Haven’t we all gone through one point in your lives, or even multiple times, where we just ask ourselves What if the world was over tomorrow? What is this is going to be our last day living? Are we satisfied with our lives? Is there anything we want to do and experience before it’s too late? Any regrets? Haven’t we all done that at least once by now?
For me, right now, here are my answers:
If the world was over tomorrow, if I only had the rest of today to live and do things, I would go out there and do everything I always wanted to do. Obviously there wouldn’t be enough time to go traveling across the world to countless numbers of countries, but I would go places. I would take my friends and spend the day at the beach, watch a movie, fool around, be ourselves with no worries in the world. I would tell each and every one of them that I love them. I would fix any misunderstandings, I would talk about the past and how amazing our time was together.
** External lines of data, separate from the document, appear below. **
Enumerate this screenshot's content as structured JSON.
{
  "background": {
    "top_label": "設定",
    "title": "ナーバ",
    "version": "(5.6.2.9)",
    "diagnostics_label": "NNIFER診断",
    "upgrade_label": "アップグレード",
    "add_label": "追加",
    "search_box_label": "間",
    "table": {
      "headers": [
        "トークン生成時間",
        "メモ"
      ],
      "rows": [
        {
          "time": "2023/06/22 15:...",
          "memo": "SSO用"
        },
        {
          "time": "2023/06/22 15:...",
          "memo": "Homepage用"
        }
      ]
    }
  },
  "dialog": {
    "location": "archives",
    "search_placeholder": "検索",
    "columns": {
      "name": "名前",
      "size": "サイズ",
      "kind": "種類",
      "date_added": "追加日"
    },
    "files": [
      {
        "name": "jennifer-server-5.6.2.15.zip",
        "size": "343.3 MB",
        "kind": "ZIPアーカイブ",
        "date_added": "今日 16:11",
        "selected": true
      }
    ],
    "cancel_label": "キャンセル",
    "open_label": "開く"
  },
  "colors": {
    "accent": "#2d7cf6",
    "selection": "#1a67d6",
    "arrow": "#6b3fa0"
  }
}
I would spend some time with my family. I don’t think I have spent enough time with them. As the last chance I have, I would go back and say ‘thank you’ for putting up with me in my younger years, have dealt with me trying to grow up, etc. I would go back and say ‘I love you’.
Along with that, my next question: Am I satisfied with my life if it ended when I went to sleep tonight…
Honestly, no. I want to be able to travel the world. I want to go out there and see new things, experience all these wonders I’ve only heard about. I want to get out there, and find myself. I want to build myself up and have a meaning to my life. I want to change people’s lives constantly. I want to have more years to be able to keep doing this.
But if this were the end, if this was my last day with everyone, I would try to make it last. It doesn’t have to be something real fancy or complicated. A nice gathering of my friends and family at a nice, quiet place would be priceless. If we would all get along, give each other a chance, and enjoy what we have together, the last day by each other’s side wouldn’t be meaningless.
Everything happens for a reason, right? Everything that I have once regretted, I have forgotten to hate. The things that have brought me where I am, have also built me up to the person I have become. Though there were times I hated what I did, or what became of one situation, I later learned that it had to happen for everything else to fall into place.
We grow with our mistakes, we develop from the negatives of our lives, and we learn as a whole.
I’ve spent my life trying to always be there for my friends. I’ve spent it trying to enjoy what I have, probably not focusing on what is yet to come as much as I should. I’ve spent it attempting to be someone to everyone. I’ve gone through it doing the best I can with what I believe truly matters above all.
For that, if this was the last day I had to spend…I would get myself off this laptop and out of this chair. I would go do things.
But in the end, I wouldn’t regret anything. I’ve come this far, maybe I was meant to end up right where I am.